The Human Element is a 2019 documentary film that expands the ancient elements of earth, air, water, and fire to include humans—an element we can control. It has already won seven awards, including the Philadelphia Environmental Film Festival 2019 Best Feature Film. The film’s producers are known for their other awe-inspiring works—Racing Extinction, The Cove, and Chasing Ice.
Protagonist and environmental photographer James Balog (“BAY-log”) puts human faces on the reality of climate change by featuring firefighters, coal miners, and others affected by floods, fires, and erratic weather. Balog, who has been capturing human modification of nature for 40 years, challenges us to re-evaluate our relationship with the natural world.
That natural world is what CLEAN hopes to protect. Based in Tompkins County, CLEAN serves 40,000 people who depend on the lake for drinking water and many thousands more who use it for recreation. Cayuga’s waters, however, are threatened by nutrient-loading manure from large farms, contaminants that leach from several coal-ash landfills, industrial runoff, and brine associated with Cargill’s extensive salt mine under the lake.

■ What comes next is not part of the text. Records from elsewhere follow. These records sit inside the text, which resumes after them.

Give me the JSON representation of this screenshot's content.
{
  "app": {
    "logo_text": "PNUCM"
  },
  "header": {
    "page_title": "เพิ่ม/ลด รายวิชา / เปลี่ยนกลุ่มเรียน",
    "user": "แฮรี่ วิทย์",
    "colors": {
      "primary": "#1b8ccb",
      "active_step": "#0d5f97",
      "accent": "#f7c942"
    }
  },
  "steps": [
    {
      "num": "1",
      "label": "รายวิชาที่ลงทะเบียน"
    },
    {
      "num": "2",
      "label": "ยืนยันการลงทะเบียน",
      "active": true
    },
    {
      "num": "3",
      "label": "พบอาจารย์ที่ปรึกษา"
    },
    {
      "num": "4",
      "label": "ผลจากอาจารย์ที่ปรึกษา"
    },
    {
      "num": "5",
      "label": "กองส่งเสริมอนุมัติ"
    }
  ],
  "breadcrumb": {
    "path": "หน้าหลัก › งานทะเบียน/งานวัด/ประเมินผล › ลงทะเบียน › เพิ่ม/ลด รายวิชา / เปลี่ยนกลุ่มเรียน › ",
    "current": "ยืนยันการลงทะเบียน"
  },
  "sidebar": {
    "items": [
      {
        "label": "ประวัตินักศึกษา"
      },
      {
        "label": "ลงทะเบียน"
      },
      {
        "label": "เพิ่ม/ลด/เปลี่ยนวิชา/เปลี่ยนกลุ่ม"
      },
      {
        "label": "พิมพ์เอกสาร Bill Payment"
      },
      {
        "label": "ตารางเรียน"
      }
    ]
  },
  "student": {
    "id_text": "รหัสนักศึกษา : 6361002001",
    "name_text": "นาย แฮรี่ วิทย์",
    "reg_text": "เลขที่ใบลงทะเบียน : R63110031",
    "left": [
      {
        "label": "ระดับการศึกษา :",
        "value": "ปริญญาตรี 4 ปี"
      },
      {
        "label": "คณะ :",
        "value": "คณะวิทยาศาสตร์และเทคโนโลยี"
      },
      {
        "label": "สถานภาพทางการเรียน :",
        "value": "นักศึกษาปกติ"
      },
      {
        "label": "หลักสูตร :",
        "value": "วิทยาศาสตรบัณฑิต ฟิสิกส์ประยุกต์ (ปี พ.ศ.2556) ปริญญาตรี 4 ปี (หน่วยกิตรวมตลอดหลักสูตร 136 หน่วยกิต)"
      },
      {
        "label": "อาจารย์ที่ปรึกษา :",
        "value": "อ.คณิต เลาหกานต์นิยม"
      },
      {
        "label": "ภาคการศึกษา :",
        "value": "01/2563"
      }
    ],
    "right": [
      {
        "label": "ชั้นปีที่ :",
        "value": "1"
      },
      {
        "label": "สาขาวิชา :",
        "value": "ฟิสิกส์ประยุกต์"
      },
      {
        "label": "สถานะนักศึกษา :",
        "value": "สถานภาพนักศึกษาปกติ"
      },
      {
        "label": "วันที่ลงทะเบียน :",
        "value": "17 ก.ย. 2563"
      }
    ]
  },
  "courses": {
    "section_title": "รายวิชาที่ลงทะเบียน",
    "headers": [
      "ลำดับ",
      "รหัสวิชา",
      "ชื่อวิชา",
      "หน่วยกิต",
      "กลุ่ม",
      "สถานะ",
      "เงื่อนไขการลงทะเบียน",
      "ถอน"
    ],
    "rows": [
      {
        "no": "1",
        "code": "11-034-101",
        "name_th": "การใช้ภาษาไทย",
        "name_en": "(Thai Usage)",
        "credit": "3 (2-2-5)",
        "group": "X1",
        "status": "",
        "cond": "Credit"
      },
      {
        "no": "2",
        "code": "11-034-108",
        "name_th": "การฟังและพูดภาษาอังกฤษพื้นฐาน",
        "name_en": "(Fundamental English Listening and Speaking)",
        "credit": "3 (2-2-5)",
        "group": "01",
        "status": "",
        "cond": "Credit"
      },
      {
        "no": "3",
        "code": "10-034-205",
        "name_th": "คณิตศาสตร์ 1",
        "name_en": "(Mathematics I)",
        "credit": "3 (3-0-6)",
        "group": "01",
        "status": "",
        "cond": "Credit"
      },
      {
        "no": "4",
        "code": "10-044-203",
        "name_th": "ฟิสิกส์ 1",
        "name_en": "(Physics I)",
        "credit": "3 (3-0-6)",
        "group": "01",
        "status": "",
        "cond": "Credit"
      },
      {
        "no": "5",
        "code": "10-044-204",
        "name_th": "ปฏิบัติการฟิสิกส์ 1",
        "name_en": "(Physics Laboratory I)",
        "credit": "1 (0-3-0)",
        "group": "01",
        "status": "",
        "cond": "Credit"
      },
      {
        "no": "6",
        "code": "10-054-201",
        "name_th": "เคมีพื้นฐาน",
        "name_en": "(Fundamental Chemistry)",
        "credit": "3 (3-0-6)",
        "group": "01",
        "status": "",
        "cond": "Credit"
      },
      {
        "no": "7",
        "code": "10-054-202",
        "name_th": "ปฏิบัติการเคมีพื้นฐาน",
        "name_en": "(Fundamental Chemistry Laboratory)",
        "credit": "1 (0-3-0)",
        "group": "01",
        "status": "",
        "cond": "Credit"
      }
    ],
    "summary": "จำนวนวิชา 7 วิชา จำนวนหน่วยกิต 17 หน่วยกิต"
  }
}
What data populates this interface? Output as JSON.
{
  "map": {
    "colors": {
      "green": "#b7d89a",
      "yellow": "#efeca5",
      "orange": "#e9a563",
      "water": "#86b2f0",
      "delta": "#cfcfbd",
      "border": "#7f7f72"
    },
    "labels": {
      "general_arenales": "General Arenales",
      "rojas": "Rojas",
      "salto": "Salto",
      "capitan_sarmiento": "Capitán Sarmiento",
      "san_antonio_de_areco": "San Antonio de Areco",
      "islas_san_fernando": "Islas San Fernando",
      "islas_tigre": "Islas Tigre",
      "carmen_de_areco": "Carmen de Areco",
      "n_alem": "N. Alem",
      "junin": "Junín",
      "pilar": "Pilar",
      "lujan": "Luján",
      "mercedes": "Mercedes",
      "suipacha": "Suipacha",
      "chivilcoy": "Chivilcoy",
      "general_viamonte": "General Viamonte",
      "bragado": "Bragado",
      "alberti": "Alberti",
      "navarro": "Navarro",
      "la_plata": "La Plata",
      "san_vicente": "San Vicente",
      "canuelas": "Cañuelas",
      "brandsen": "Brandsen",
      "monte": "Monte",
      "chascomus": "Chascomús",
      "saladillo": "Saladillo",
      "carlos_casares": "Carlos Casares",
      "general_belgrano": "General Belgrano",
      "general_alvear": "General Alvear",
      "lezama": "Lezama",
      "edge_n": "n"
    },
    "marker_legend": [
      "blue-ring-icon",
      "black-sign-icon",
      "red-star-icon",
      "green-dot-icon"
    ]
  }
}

CLEAN partners with Discover Cayuga Lake, the Cayuga Lake Watershed Network, and other local organizations. Two special interests are salt pollution and harmful algal blooms (HABS). Since its founding in April 2017, CLEAN has been monitoring the release of salt dust and brine from Cargill’s salt mine surface operations at Portland Point. CLEAN members collect and share data, educate residents, advocate for stronger lake protections, and press governmental officials to fulfill their responsibilities. Recently CLEAN and a coalition of four municipalities sued the NYS Department of Environmental Conservation for failing to require an environmental impact review of Cargill’s new mine shaft in Lansing and potential harm to local aquifers and the lake.